As for the good? Well per the usual I had a bunch of people pass me but that only lasted for the first 15 miles. I knew on a course that was flat/rollers I’d probably only need to push like 125 watts for the whole thing and I’d be at like 18 mph. At mile 15 I was at 125 watts and decided to push a little harder and started reeling in people who passed me one by one. I ended up pushing 149 watts for the bike and finished with a 3:02 which was pretty good, but the PTSD issues left me with pain in my shoulders and back for the run coming up. I was in 9th.

T2 was slow and the sole reason it took me 3:44 was that I couldn’t find my spray on sunscreen. I left it right on top of my run gear pile and it was MIA, someone must have jacked it. I was gonna get fried on the run but there was nothing I could do about that now.

I did not know till I got down there the day before the run would be on a sandy trail. That’s why I didn’t wear my carbon shoes on race day and went with the beat up Pearl Izumi’s.

Anyway, I felt good coming out of transition and my first mile was a 10:15. Each of the next five miles got progressively slower but I ran all of them. The long hill on the sand at the end of the first loop shot my heart rate through the roof so I started walking a little after each aid station. People I caught on the bike began passing me slowly. I tripped over a root and went down into a tuck and roll at mile 8 rather than fall flat on my face or break my wrists, but that made it hard to use Base Salts because I was covered in sand. I wanted to finish strong so my last mile ended up being my fastest mile. 
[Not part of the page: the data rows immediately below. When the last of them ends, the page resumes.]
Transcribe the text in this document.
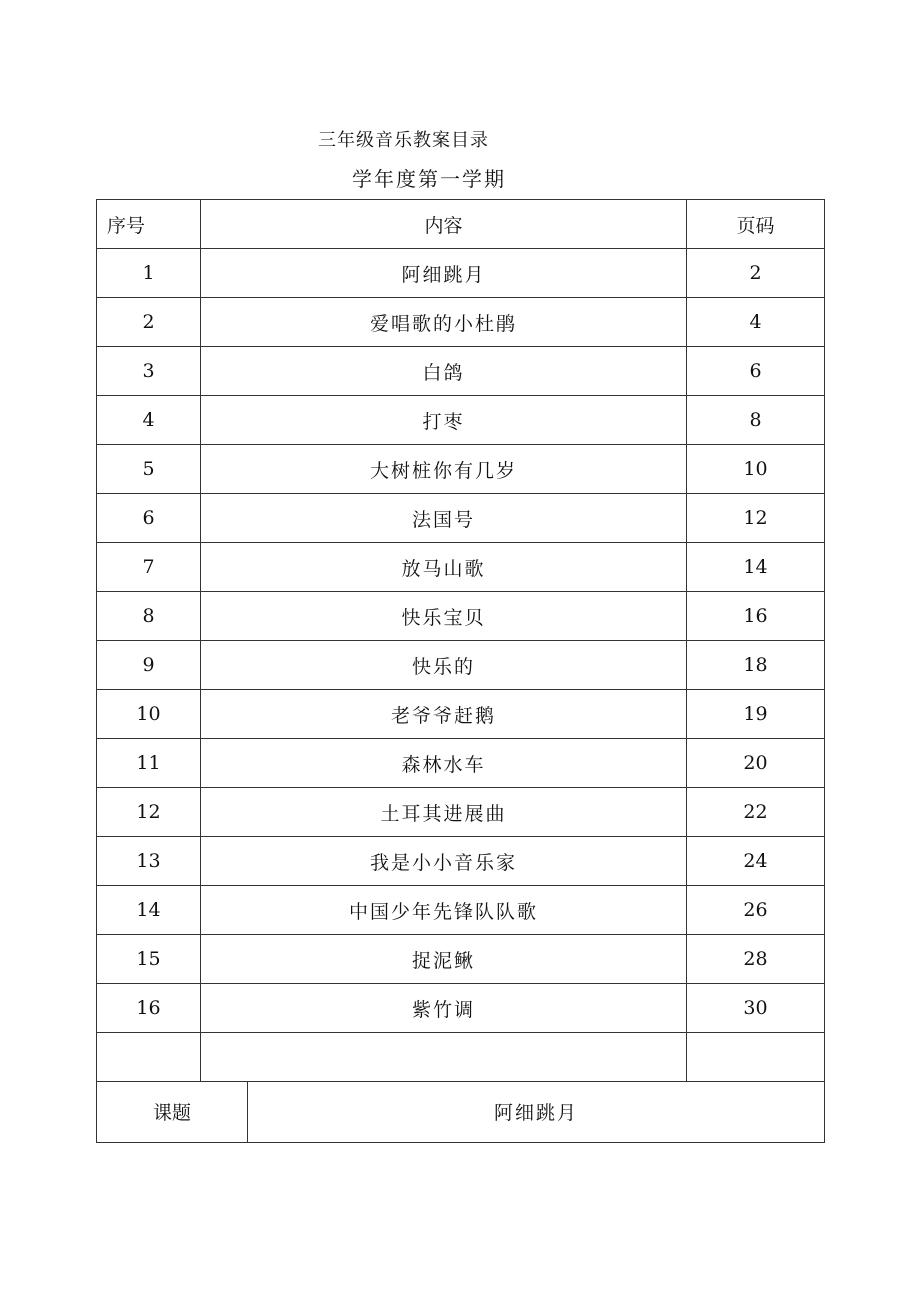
三年级音乐教案目录
学年度第一学期
序号	内容	页码
1	阿细跳月	2
2	爱唱歌的小杜鹃	4
3	白鸽	6
4	打枣	8
5	大树桩你有几岁	10
6	法国号	12
7	放马山歌	14
8	快乐宝贝	16
9	快乐的	18
10	老爷爷赶鹅	19
11	森林水车	20
12	土耳其进展曲	22
13	我是小小音乐家	24
14	中国少年先锋队队歌	26
15	捉泥鳅	28
16	紫竹调	30

课题	阿细跳月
The new friend Kiel made that morning (the guy in the pic) and his wife were waiting at the finish line and took a couple pics for me even though he finished 2+ hours ahead of me. I crossed at 6:39, and I was cool with that. I realize these days I’m about as washed as Matt Ryan and I’m content with racing for a new pin for my race map and a finisher medal.

There was a lot to learn before Roth and get to that in a second but there’s a more important lesson I learned — don’t take the Miata to non-local races. I never race without a fresh fade and thanks to that I got sunburned in my hair. Next, the Miata sits so low to the ground that my balls basically drag on the ground. I literally had to roll out when I stopped to get gas, not to mention because I gotta feed it premium I spent $190 on fuel. Ordinarily the car will get about 30 mpg but with a Tri bike parachute on the back of it I was only getting 16 mpg. Its seat doesn’t go any further back and there’s no tilt on the steering wheel…I’m a pretty tight fit in there. It’s also a 5-shooter, and driving stick through three construction zones sucked, you try not to ride your clutch but going five miles without getting out of first or second gear sucks. But the silver lining here is that it doesn’t even crack the top 100 list of my lifetime poor decisions even though I inflicted extra unnecessary pain on myself—charge it to the game.

So from now on I’ll be taking my comfy, roomy, automatic navigation equipped Mazda SUV to my races. I won’t have to worry about my transportation at Roth though because Race Quest is taking care of all of it.

Okay so what did I learn about Roth? 1. I need a better run still  2. I know how to ride comfortably without putting out too much power and cooking my legs 3. I can take on Solar Hill 4. My race goals need to be readjusted to be more realistic 4. I still may finish before dark, after all it is one of the longest days of the year, four days after the summer solstice. 6. I’ve got the nutrition plan dialed in.